Published source details Toivanen T. & Kotiaho J.S. (2007) Mimicking natural disturbances of boreal forests: the effects of controlled burning and creating dead wood on beetle diversity. Biological Conservation, 16, 3193-3211.
Summary
The young successional stages of boreal forests are an important habitat for many saproxylic species. These habitats are formed by disturbances such as fires and are characterized by large volumes of dead, sun-exposed, wood. Today, such early successional woodland patches of natural origin are very rare in Fennoscandia. Summarised here are results of a large-scale field experiment undertaken to create this habitat type, which included burning and creating different volumes of decaying wood on timber-harvested sites. The main aims were to determine i) how burning and increasing the volume of dead wood affected beetle diversity and species assemblages, ii) to study the effects on the occurrence of saproxylic, rare or red-listed beetles and iii) to evaluate whether these restoration practices are useful in coleopteran conservation.
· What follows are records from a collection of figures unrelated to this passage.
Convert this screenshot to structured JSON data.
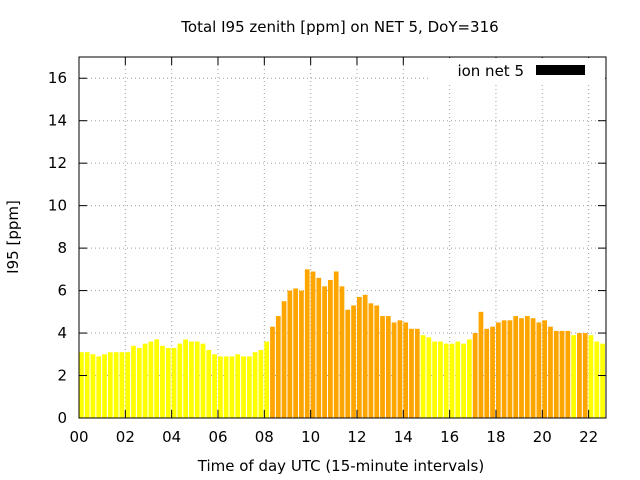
{
  "chart_data": {
    "type": "bar",
    "title": "Total I95 zenith [ppm] on NET 5, DoY=316",
    "xlabel": "Time of day UTC (15-minute intervals)",
    "ylabel": "I95 [ppm]",
    "xlim": [
      0,
      22.75
    ],
    "ylim": [
      0,
      17
    ],
    "x_ticks": [
      "00",
      "02",
      "04",
      "06",
      "08",
      "10",
      "12",
      "14",
      "16",
      "18",
      "20",
      "22"
    ],
    "y_ticks": [
      "0",
      "2",
      "4",
      "6",
      "8",
      "10",
      "12",
      "14",
      "16"
    ],
    "grid": true,
    "legend": {
      "position": "top-right",
      "entries": [
        {
          "label": "ion net 5",
          "color": "#000000"
        }
      ]
    },
    "colors": {
      "low": "#ffff00",
      "elevated": "#ffa500"
    },
    "bar_interval_hours": 0.25,
    "series": [
      {
        "name": "ion net 5",
        "values": [
          3.1,
          3.1,
          3.0,
          2.9,
          3.0,
          3.1,
          3.1,
          3.1,
          3.1,
          3.4,
          3.3,
          3.5,
          3.6,
          3.7,
          3.4,
          3.3,
          3.3,
          3.5,
          3.7,
          3.6,
          3.6,
          3.5,
          3.2,
          3.0,
          2.9,
          2.9,
          2.9,
          3.0,
          2.9,
          2.9,
          3.1,
          3.2,
          3.6,
          4.3,
          4.8,
          5.5,
          6.0,
          6.1,
          6.0,
          7.0,
          6.9,
          6.6,
          6.2,
          6.5,
          6.9,
          6.2,
          5.1,
          5.3,
          5.7,
          5.8,
          5.4,
          5.3,
          4.8,
          4.8,
          4.5,
          4.6,
          4.5,
          4.2,
          4.2,
          3.9,
          3.8,
          3.6,
          3.6,
          3.5,
          3.5,
          3.6,
          3.5,
          3.7,
          4.0,
          5.0,
          4.2,
          4.3,
          4.5,
          4.6,
          4.6,
          4.8,
          4.7,
          4.8,
          4.7,
          4.5,
          4.6,
          4.3,
          4.1,
          4.1,
          4.1,
          3.9,
          4.0,
          4.0,
          3.9,
          3.6,
          3.5
        ],
        "levels": [
          "low",
          "low",
          "low",
          "low",
          "low",
          "low",
          "low",
          "low",
          "low",
          "low",
          "low",
          "low",
          "low",
          "low",
          "low",
          "low",
          "low",
          "low",
          "low",
          "low",
          "low",
          "low",
          "low",
          "low",
          "low",
          "low",
          "low",
          "low",
          "low",
          "low",
          "low",
          "low",
          "low",
          "elevated",
          "elevated",
          "elevated",
          "elevated",
          "elevated",
          "elevated",
          "elevated",
          "elevated",
          "elevated",
          "elevated",
          "elevated",
          "elevated",
          "elevated",
          "elevated",
          "elevated",
          "elevated",
          "elevated",
          "elevated",
          "elevated",
          "elevated",
          "elevated",
          "elevated",
          "elevated",
          "elevated",
          "elevated",
          "elevated",
          "low",
          "low",
          "low",
          "low",
          "low",
          "low",
          "low",
          "low",
          "low",
          "elevated",
          "elevated",
          "elevated",
          "elevated",
          "elevated",
          "elevated",
          "elevated",
          "elevated",
          "elevated",
          "elevated",
          "elevated",
          "elevated",
          "elevated",
          "elevated",
          "elevated",
          "elevated",
          "elevated",
          "low",
          "elevated",
          "elevated",
          "low",
          "low",
          "low"
        ]
      }
    ]
  }
}
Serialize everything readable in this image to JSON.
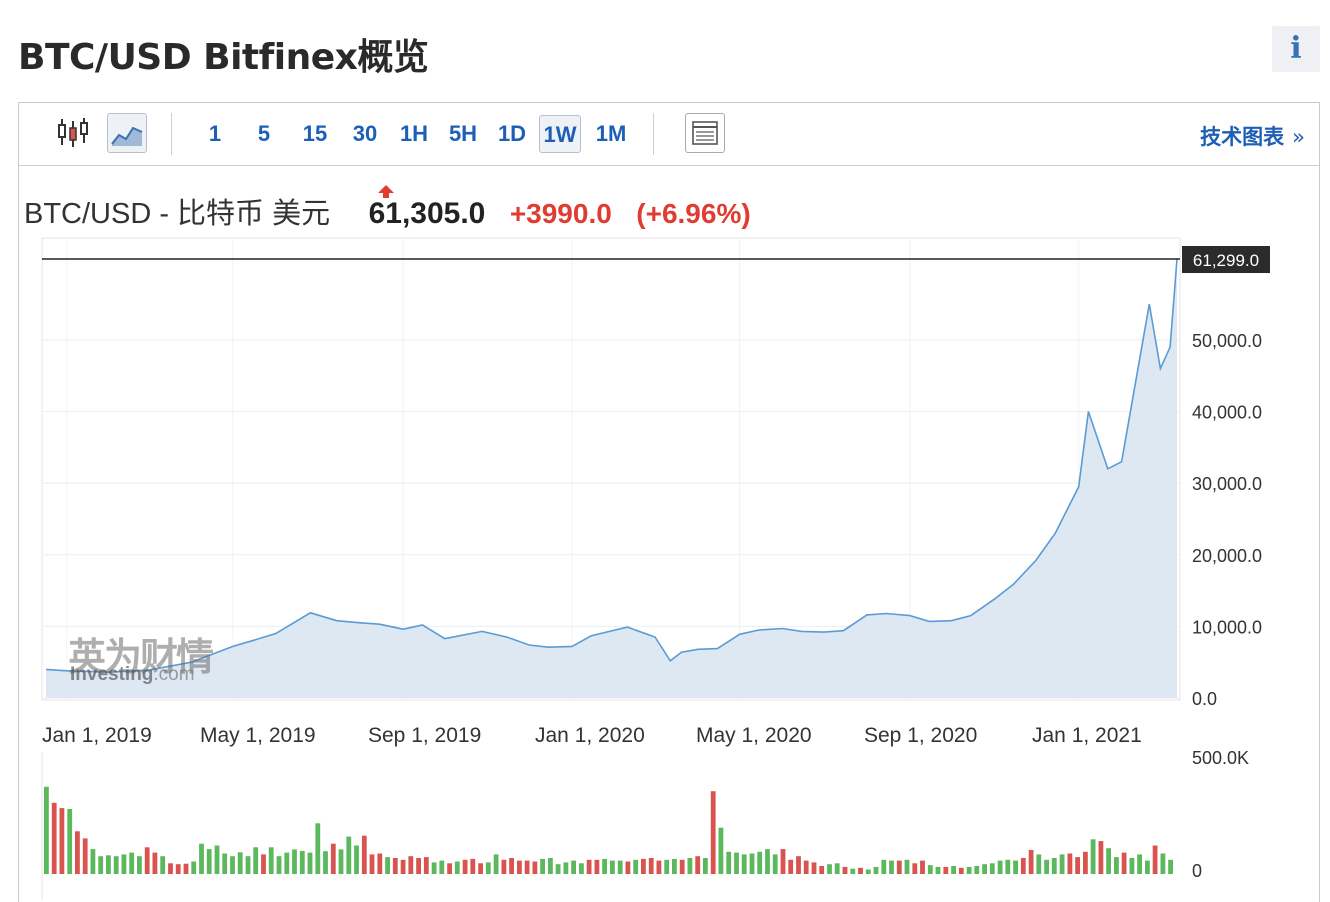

Study area: The study was undertaken within 24, 2-ha plots located within a 25 x 15 km area in the vicinity of Evo (61º11'N, 25º0'E), southern Finland. All plots were c.80-year-old managed forest dominated by Norway spruce Picea abies (on average 93% of standing tree volume) with some birch Betula spp. and Scots pine Pinus sylvestris. The initial volume of standing wood in plots was 251.9 ± 64.8 m³/ha (mean ± SD) and dead wood 17.3 ± 13.7 m³/ha, with volumes similar between plots. The dead wood consisted mostly of logging waste i.e. < 20 cm diameter logs and cut stumps.
Treatments Treatments were fire (burning vs. no burning) and harvesting with creating dead wood (four levels: partially harvested with three levels of dead wood and unharvested). Each treatment was replicated three times, randomized among the plots.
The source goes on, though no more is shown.